论文标题
将人们带回:竞争基准机器学习数据集
Bringing the People Back In: Contesting Benchmark Machine Learning Datasets
论文作者
论文摘要
为了响应社会技术系统中嵌入的算法不公平性,重点关注机器学习数据集的内容,这些数据集揭示了对白人,cisgender,cisgender,cisger,男性和西方数据主体的偏见。相反,对嵌入在此类数据集中的历史,价值和规范的关注相对较少。在这项工作中,我们概述了一个研究计划 - 机器学习数据的家谱 - 用于研究如何以及为什么创建这些数据集,什么价值以及谁的价值影响要收集的数据的选择,其创建的上下文和偶然性条件。我们描述了机器学习中的基准数据集作为基础架构运行的方式,并为这些数据集提出了四个研究问题。这种审讯迫使我们通过帮助我们了解数据集构建中嵌入的劳动,从而为其他遇到数据的研究人员提供新的竞赛途径,从而迫使我们“将人们重新加入”。

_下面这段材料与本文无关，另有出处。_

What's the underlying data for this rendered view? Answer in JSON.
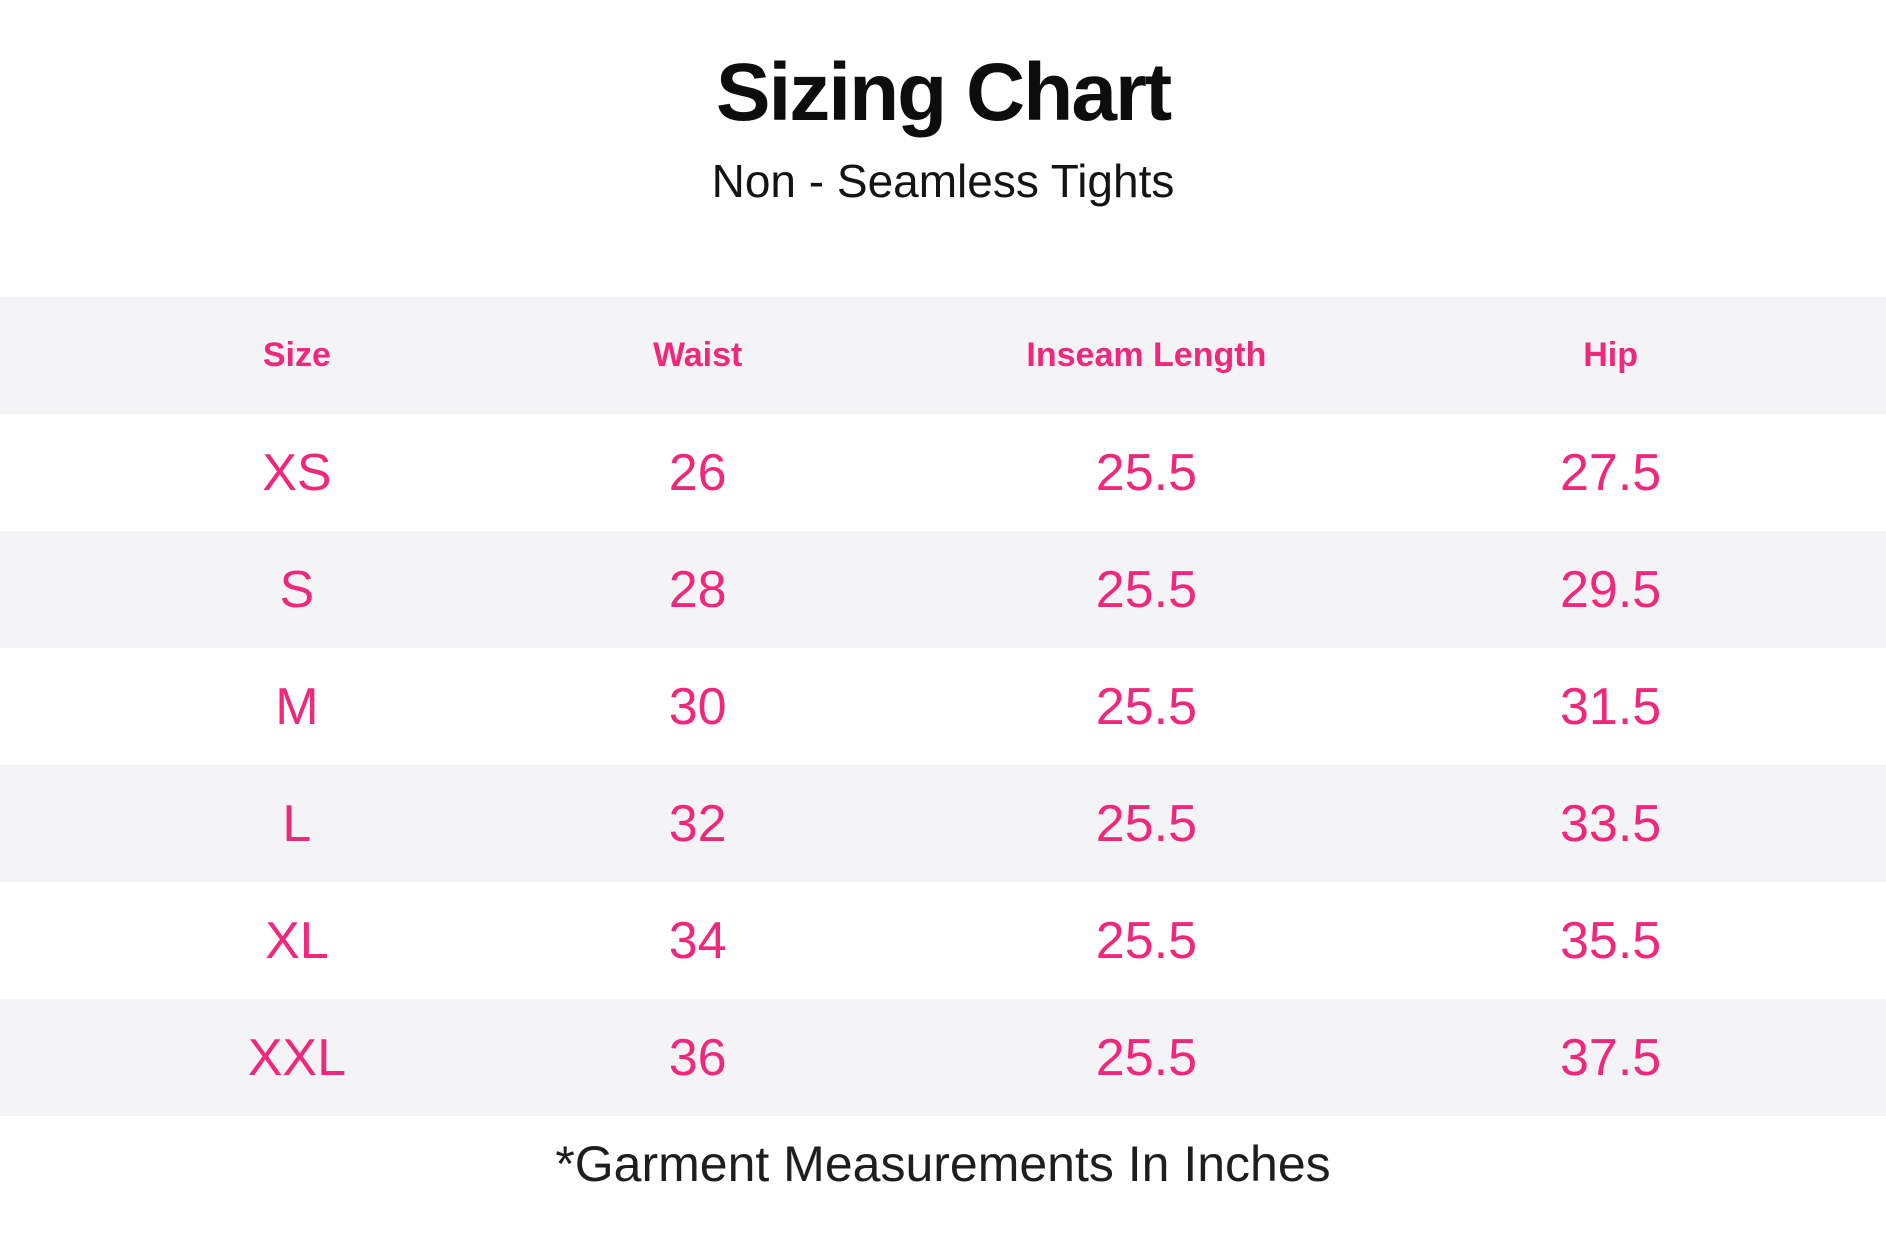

In response to algorithmic unfairness embedded in sociotechnical systems, significant attention has been focused on the contents of machine learning datasets which have revealed biases towards white, cisgender, male, and Western data subjects. In contrast, comparatively less attention has been paid to the histories, values, and norms embedded in such datasets. In this work, we outline a research program - a genealogy of machine learning data - for investigating how and why these datasets have been created, what and whose values influence the choices of data to collect, the contextual and contingent conditions of their creation. We describe the ways in which benchmark datasets in machine learning operate as infrastructure and pose four research questions for these datasets. This interrogation forces us to "bring the people back in" by aiding us in understanding the labor embedded in dataset construction, and thereby presenting new avenues of contestation for other researchers encountering the data.